The Tomato

Rejection of residence in Sandy Hill prompts drastic action

Illustration by Tina Wallace

With the recent rejection of plans to build a nine-storey residence building in Sandy Hill, and rising complaints from students about the amount of construction on campus, the University of Ottawa has made a bold choice: they are going to build two new campuses in Ottawa.

“We have decided to follow the example of the University of Toronto,” explained the planning committee’s spokesperson, Jane Moore. “That institution realized long ago that you can’t expand a university in the downtown core of a major city, and made the smart decision to split their campus into multiple locations.”

The U of O has already separated some faculties from the main campus, with the faculty of medicine primarily functioning out of the hospital campus, but these new campuses will serve a wider range of students.

The new campuses will be located in Kanata, right beside the Canadian Tire Centre, and in Westboro. The completion of this massive project is planned to align with the construction of the Light Rail Transit (LRT). This would allow for quick transportation to and from campuses, except the Kanata campus, which will always be too far away for those in the city to attend.

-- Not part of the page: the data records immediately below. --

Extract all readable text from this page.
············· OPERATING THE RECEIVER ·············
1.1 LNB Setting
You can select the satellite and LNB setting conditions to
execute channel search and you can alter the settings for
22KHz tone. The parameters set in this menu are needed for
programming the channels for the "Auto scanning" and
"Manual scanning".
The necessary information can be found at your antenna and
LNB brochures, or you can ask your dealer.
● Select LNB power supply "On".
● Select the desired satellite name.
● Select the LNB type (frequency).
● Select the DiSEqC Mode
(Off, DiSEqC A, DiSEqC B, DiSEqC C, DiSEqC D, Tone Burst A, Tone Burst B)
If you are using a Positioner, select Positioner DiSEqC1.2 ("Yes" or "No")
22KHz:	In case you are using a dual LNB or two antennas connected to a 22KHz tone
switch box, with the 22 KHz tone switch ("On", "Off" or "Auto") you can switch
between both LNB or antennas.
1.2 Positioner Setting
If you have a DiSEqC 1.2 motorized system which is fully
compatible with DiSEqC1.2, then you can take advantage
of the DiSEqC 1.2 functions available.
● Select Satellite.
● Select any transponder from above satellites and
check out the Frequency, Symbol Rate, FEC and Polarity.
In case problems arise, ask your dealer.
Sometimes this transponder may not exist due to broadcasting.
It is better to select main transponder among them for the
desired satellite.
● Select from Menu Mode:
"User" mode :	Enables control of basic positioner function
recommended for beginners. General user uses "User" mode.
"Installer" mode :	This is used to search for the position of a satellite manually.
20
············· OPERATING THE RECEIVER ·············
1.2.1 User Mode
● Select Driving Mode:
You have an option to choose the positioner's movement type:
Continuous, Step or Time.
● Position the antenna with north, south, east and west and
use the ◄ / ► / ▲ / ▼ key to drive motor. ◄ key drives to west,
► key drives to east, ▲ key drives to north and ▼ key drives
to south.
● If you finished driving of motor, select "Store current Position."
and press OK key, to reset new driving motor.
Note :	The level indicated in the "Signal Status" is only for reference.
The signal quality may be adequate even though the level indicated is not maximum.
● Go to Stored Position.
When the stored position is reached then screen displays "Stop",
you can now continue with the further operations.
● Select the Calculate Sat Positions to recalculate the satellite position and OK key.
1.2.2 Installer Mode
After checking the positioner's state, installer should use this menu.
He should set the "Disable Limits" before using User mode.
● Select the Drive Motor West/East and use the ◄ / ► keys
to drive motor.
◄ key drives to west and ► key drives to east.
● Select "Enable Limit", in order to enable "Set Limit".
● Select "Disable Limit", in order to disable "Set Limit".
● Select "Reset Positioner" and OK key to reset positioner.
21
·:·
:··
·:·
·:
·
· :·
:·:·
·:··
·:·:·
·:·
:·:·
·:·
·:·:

The proposed plan is to keep the faculties of social sciences, arts, education, and the Telfer School of Management at the current campus — to be referred to as the downtown campus — and move the faculties of engineering, science, and health sciences to the Kanata campus, and the faculty of law and graduate studies to the Westboro campus.

The dispersal of the faculties throughout Ottawa will relieve the pressure on the downtown campus, allowing for the demolition of the Leblanc residence to make way for green space, the reconstruction of the Jock Turcot University Centre (UCU), and renovations of older buildings to create more study and recreation spaces.

“The university has been trying for years to make more space on campus,” Moore said. “But when there is only so much space you can work with, it really limits what you can do.”

Al Stone, president of the U of O, said that after years of rejected and failed plans, the only option left is to expand the school away from downtown to other campuses.

“We finally saw things as clearly as the residents of Sandy Hill,” said Stone. “Of course it makes more sense to demand our students travel across the city for classes, rather than expand to Sandy Hill. Those residents who campaigned against our residence proposal were there first. So even though they represent a small portion of the area’s population, I believe the golden rule has to apply: finders keepers, losers move to Kanata.”

Student residences will be built at both new campuses. The Kanata campus will have two large residence complexes: one apartment style, one dorm style, with a cafeteria and a gym connecting the two. Additionally, a state-of-the-art science and technology facility will be built to accommodate laboratories, and provide more space for group work. Because the faculty of science is moving to Kanata, the newly built Advanced Research Complex at the downtown campus will be converted into a study lounge and another student bar.

The Westboro campus will be geared for older students, and will only have one residence complex, made up of one-and two-bedroom apartments. Another new building will include a library, study space, lecture halls, and offices.

The downtown campus will remain the same, but with fewer people on campus, the school will be able to take on projects that have, until now, been impossible.

“The current size of the student population requires so much more space than we are able to give,” said Stone. “We are proud to take this reasonable next step in the development of the U of O.”